The more holy a person is, and therefore the less sins that individual, man or woman, has to expiate, sins which they have themselves committed, the more innocent the sufferer, the more sinless the one who endures pain, the more pleasing that suffering is to God, and the more expiatory in the salvation of souls. Because, you see, it was the innocent Lamb of God, the all-holy Son of God who became man and who suffered. Needless to say there were no sins of his own that he had to expiate What are we being told? To become as holy as we can, so that when we experience suffering, and patiently endure pain, our sufferings, like that of Christ’s, will be sublimely effective in the eyes of God.
Often too, in the providence of God, the patience we are called upon to practice with someone who is unkind, offensive, rude and maybe even cruel toward us, that is the normal way that God enables us to embrace the one who causes us suffering; so by our patience with him or her, the graces that in God’s ordinary providence that person would never receive, they will receive, provided we have been patient in enduring pain at the hands, the arms, the lips of other people. Nothing in the world more closely unites us with Christ and makes us more like him than to suffer for him, to suffer with him, and to suffer like him.
Needless to say, in order to practice the patience that God expects of us, we must cultivate the habit of constant prayer. Why? To obtain the grace we need to endure; to obtain the grace we need to see the value of suffering; to obtain the grace to unite what we experience with acts of love and in so doing, endear ourselves to the patient Christ.
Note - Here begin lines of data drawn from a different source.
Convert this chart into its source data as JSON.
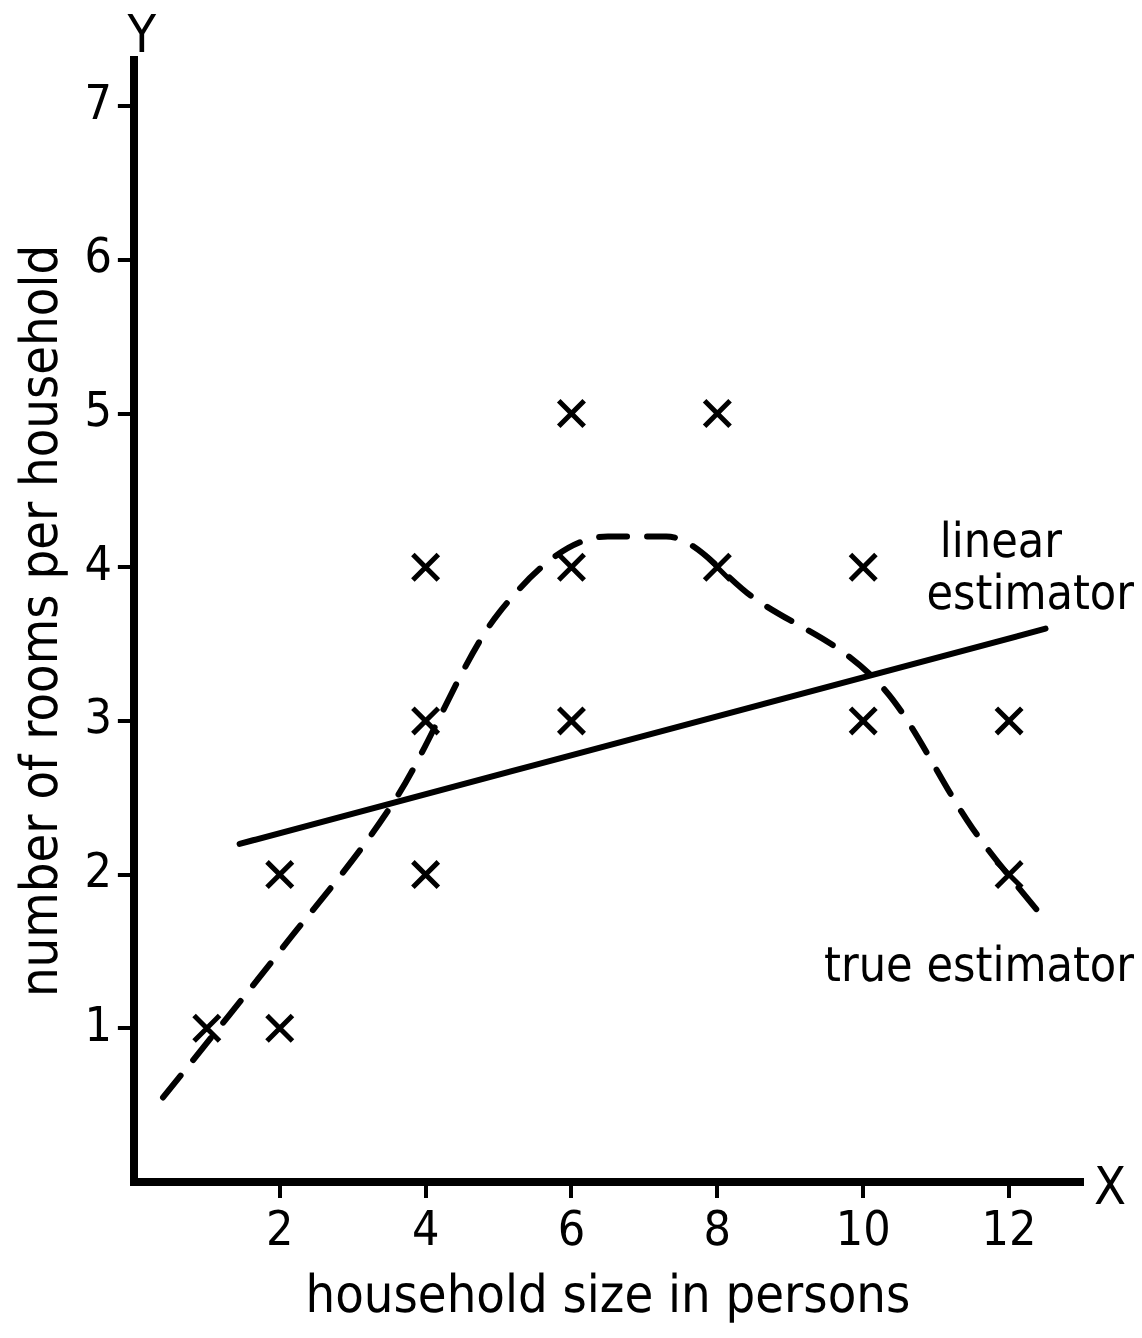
{
  "chart_data": {
    "type": "scatter",
    "xlabel": "household size in persons",
    "ylabel": "number of rooms per household",
    "xlim": [
      0,
      13
    ],
    "ylim": [
      0,
      7.3
    ],
    "xticks": [
      2,
      4,
      6,
      8,
      10,
      12
    ],
    "yticks": [
      1,
      2,
      3,
      4,
      5,
      6,
      7
    ],
    "grid": false,
    "legend": false,
    "marker": "cross",
    "annotations": [
      "Y",
      "X"
    ],
    "series": [
      {
        "color": "#000000",
        "x": [
          1,
          2,
          2,
          4,
          4,
          4,
          6,
          6,
          6,
          8,
          8,
          10,
          10,
          12,
          12
        ],
        "values": [
          1,
          1,
          2,
          2,
          3,
          4,
          3,
          4,
          5,
          4,
          5,
          3,
          4,
          3,
          2
        ]
      },
      {
        "type": "line",
        "name": "linear estimator",
        "color": "#000000",
        "line_style": "solid",
        "marker": "none",
        "x": [
          1.45,
          12.5
        ],
        "values": [
          2.2,
          3.6
        ]
      },
      {
        "type": "line",
        "name": "true estimator",
        "color": "#000000",
        "line_style": "dashed",
        "marker": "none",
        "x": [
          0.4,
          2,
          3.6,
          5,
          6.5,
          7.3,
          8.5,
          10.3,
          11.5,
          12.5
        ],
        "values": [
          0.55,
          1.5,
          2.5,
          3.7,
          4.2,
          4.2,
          3.8,
          3.2,
          2.3,
          1.7
        ]
      }
    ]
  }
}
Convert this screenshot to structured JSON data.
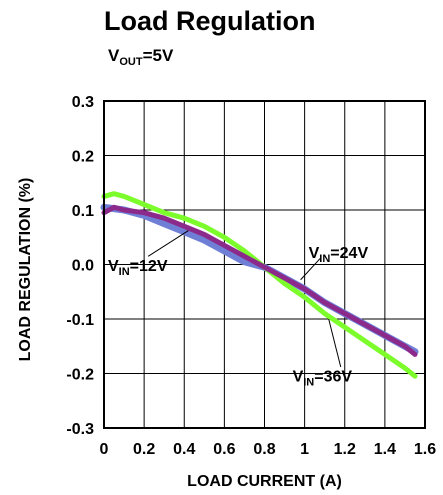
{
  "colors": {
    "vin12": "#6f7fd6",
    "vin24": "#8c2a8c",
    "vin36": "#7cfc2a",
    "grid": "#000000",
    "frame": "#000000"
  },
  "chart_data": {
    "type": "line",
    "title": "Load Regulation",
    "subtitle": {
      "main": "V",
      "sub": "OUT",
      "rest": "=5V"
    },
    "xlabel": "LOAD CURRENT (A)",
    "ylabel": "LOAD REGULATION (%)",
    "xlim": [
      0,
      1.6
    ],
    "ylim": [
      -0.3,
      0.3
    ],
    "xticks": [
      0,
      0.2,
      0.4,
      0.6,
      0.8,
      1,
      1.2,
      1.4,
      1.6
    ],
    "xtick_labels": [
      "0",
      "0.2",
      "0.4",
      "0.6",
      "0.8",
      "1",
      "1.2",
      "1.4",
      "1.6"
    ],
    "yticks": [
      0.3,
      0.2,
      0.1,
      0.0,
      -0.1,
      -0.2,
      -0.3
    ],
    "ytick_labels": [
      "0.3",
      "0.2",
      "0.1",
      "0.0",
      "-0.1",
      "-0.2",
      "-0.3"
    ],
    "grid": true,
    "legend": "none",
    "series": [
      {
        "key": "vin12",
        "label": {
          "main": "V",
          "sub": "IN",
          "rest": "=12V"
        },
        "x": [
          0.0,
          0.1,
          0.2,
          0.3,
          0.4,
          0.5,
          0.6,
          0.7,
          0.8,
          0.9,
          1.0,
          1.1,
          1.2,
          1.3,
          1.4,
          1.5,
          1.55
        ],
        "y": [
          0.105,
          0.1,
          0.09,
          0.075,
          0.06,
          0.045,
          0.025,
          0.005,
          -0.005,
          -0.025,
          -0.045,
          -0.07,
          -0.09,
          -0.11,
          -0.13,
          -0.15,
          -0.16
        ]
      },
      {
        "key": "vin24",
        "label": {
          "main": "V",
          "sub": "IN",
          "rest": "=24V"
        },
        "x": [
          0.0,
          0.05,
          0.1,
          0.2,
          0.3,
          0.4,
          0.5,
          0.6,
          0.7,
          0.8,
          0.9,
          1.0,
          1.1,
          1.2,
          1.3,
          1.4,
          1.5,
          1.55
        ],
        "y": [
          0.095,
          0.105,
          0.1,
          0.095,
          0.085,
          0.07,
          0.055,
          0.035,
          0.015,
          -0.005,
          -0.025,
          -0.045,
          -0.07,
          -0.09,
          -0.11,
          -0.13,
          -0.15,
          -0.165
        ]
      },
      {
        "key": "vin36",
        "label": {
          "main": "V",
          "sub": "IN",
          "rest": "=36V"
        },
        "x": [
          0.0,
          0.05,
          0.1,
          0.2,
          0.3,
          0.4,
          0.5,
          0.6,
          0.7,
          0.8,
          0.9,
          1.0,
          1.1,
          1.2,
          1.3,
          1.4,
          1.5,
          1.55
        ],
        "y": [
          0.125,
          0.13,
          0.125,
          0.11,
          0.095,
          0.085,
          0.07,
          0.05,
          0.025,
          -0.005,
          -0.035,
          -0.06,
          -0.09,
          -0.115,
          -0.14,
          -0.165,
          -0.19,
          -0.205
        ]
      }
    ]
  }
}
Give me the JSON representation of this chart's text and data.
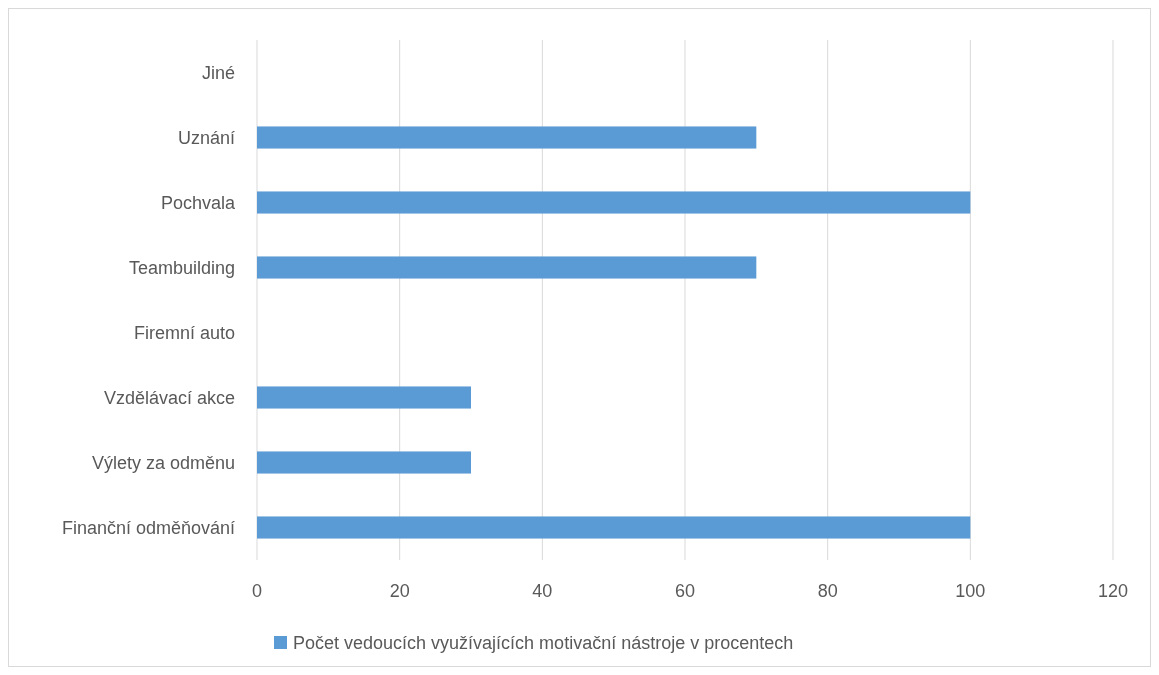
{
  "chart_data": {
    "type": "bar",
    "orientation": "horizontal",
    "categories": [
      "Jiné",
      "Uznání",
      "Pochvala",
      "Teambuilding",
      "Firemní auto",
      "Vzdělávací akce",
      "Výlety za odměnu",
      "Finanční odměňování"
    ],
    "series": [
      {
        "name": "Počet vedoucích využívajících motivační nástroje v procentech",
        "color": "#5b9bd5",
        "values": [
          0,
          70,
          100,
          70,
          0,
          30,
          30,
          100
        ]
      }
    ],
    "xlim": [
      0,
      120
    ],
    "xticks": [
      0,
      20,
      40,
      60,
      80,
      100,
      120
    ],
    "grid": "x",
    "legend": "bottom"
  }
}
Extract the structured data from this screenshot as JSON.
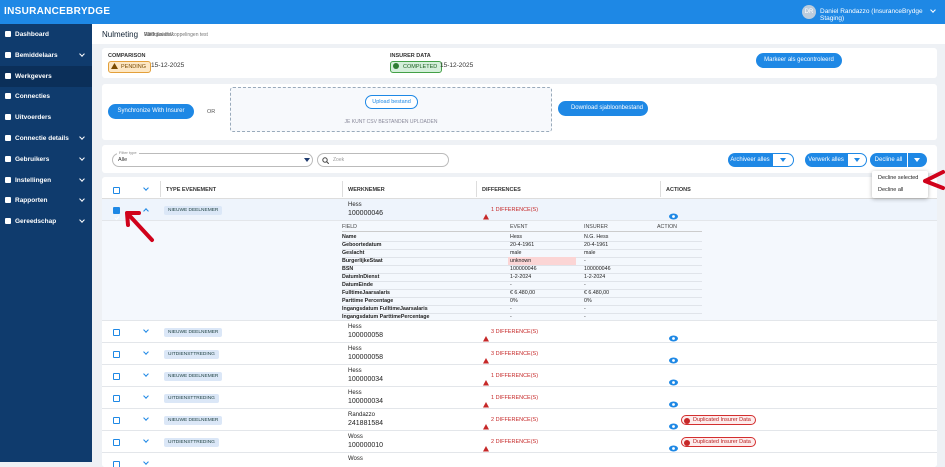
{
  "topbar": {
    "logo": "INSURANCEBRYDGE",
    "avatar": "DR",
    "user": "Daniel Randazzo (InsuranceBrydge Staging)"
  },
  "sidebar": {
    "items": [
      "Dashboard",
      "Bemiddelaars",
      "Werkgevers",
      "Connecties",
      "Uitvoerders",
      "Connectie details",
      "Gebruikers",
      "Instellingen",
      "Rapporten",
      "Gereedschap"
    ],
    "expandable": [
      false,
      true,
      false,
      false,
      false,
      true,
      true,
      true,
      true,
      true
    ],
    "active": "Werkgevers"
  },
  "header": {
    "title": "Nulmeting",
    "separator": ">",
    "breadcrumb": [
      "Werkgevers",
      "VDO Salariskoppelingen test",
      "Railforce B.V."
    ]
  },
  "status": {
    "comparison_label": "COMPARISON",
    "comparison_status": "PENDING",
    "comparison_date": "15-12-2025",
    "insurer_label": "INSURER DATA",
    "insurer_status": "COMPLETED",
    "insurer_date": "15-12-2025",
    "mark_button": "Markeer als gecontroleerd"
  },
  "upload": {
    "sync_button": "Synchronize With Insurer",
    "or": "OR",
    "upload_button": "Upload bestand",
    "hint": "JE KUNT CSV BESTANDEN UPLOADEN",
    "download_button": "Download sjabloonbestand"
  },
  "filters": {
    "filter_label": "Filter type",
    "filter_value": "Alle",
    "search_placeholder": "Zoek",
    "archive_button": "Archiveer alles",
    "process_button": "Verwerk alles",
    "decline_button": "Decline all",
    "decline_menu": [
      "Decline selected",
      "Decline all"
    ]
  },
  "table": {
    "columns": [
      "TYPE EVENEMENT",
      "WERKNEMER",
      "DIFFERENCES",
      "ACTIONS"
    ],
    "rows": [
      {
        "type": "NIEUWE DEELNEMER",
        "name": "Hess",
        "id": "100000046",
        "differences": "1 DIFFERENCE(S)",
        "checked": true
      },
      {
        "type": "NIEUWE DEELNEMER",
        "name": "Hess",
        "id": "100000058",
        "differences": "3 DIFFERENCE(S)"
      },
      {
        "type": "UITDIENSTTREDING",
        "name": "Hess",
        "id": "100000058",
        "differences": "3 DIFFERENCE(S)"
      },
      {
        "type": "NIEUWE DEELNEMER",
        "name": "Hess",
        "id": "100000034",
        "differences": "1 DIFFERENCE(S)"
      },
      {
        "type": "UITDIENSTTREDING",
        "name": "Hess",
        "id": "100000034",
        "differences": "1 DIFFERENCE(S)"
      },
      {
        "type": "NIEUWE DEELNEMER",
        "name": "Randazzo",
        "id": "241881584",
        "differences": "2 DIFFERENCE(S)",
        "warning": "Duplicated Insurer Data"
      },
      {
        "type": "UITDIENSTTREDING",
        "name": "Woss",
        "id": "100000010",
        "differences": "2 DIFFERENCE(S)",
        "warning": "Duplicated Insurer Data"
      },
      {
        "name": "Woss"
      }
    ]
  },
  "detail": {
    "columns": [
      "FIELD",
      "EVENT",
      "INSURER",
      "ACTION"
    ],
    "rows": [
      [
        "Name",
        "Hess",
        "N.G. Hess"
      ],
      [
        "Geboortedatum",
        "20-4-1961",
        "20-4-1961"
      ],
      [
        "Geslacht",
        "male",
        "male"
      ],
      [
        "BurgerlijkeStaat",
        "unknown",
        "-"
      ],
      [
        "BSN",
        "100000046",
        "100000046"
      ],
      [
        "DatumInDienst",
        "1-2-2024",
        "1-2-2024"
      ],
      [
        "DatumEinde",
        "-",
        "-"
      ],
      [
        "FulltimeJaarsalaris",
        "€ 6.480,00",
        "€ 6.480,00"
      ],
      [
        "Parttime Percentage",
        "0%",
        "0%"
      ],
      [
        "Ingangsdatum FulltimeJaarsalaris",
        "-",
        "-"
      ],
      [
        "Ingangsdatum ParttimePercentage",
        "-",
        "-"
      ]
    ],
    "highlight": [
      3
    ]
  }
}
“My adorable Savior, grant me the grace to accept this trial from your hands not only patiently, but cheerfully. You love sacrifices made in joy. And the perfection of my offering is to show gratitude when I am tried. Help me to see that the sufferings of this life are not worthy to be compared with the glory that shall be revealed in us. May I profit from this visitation of your mercy by resigning myself to your will, and generously cooperating with the grace you offer to expiate my sins and grow in the likeness of you, my Lord and Redeemer. Amen.”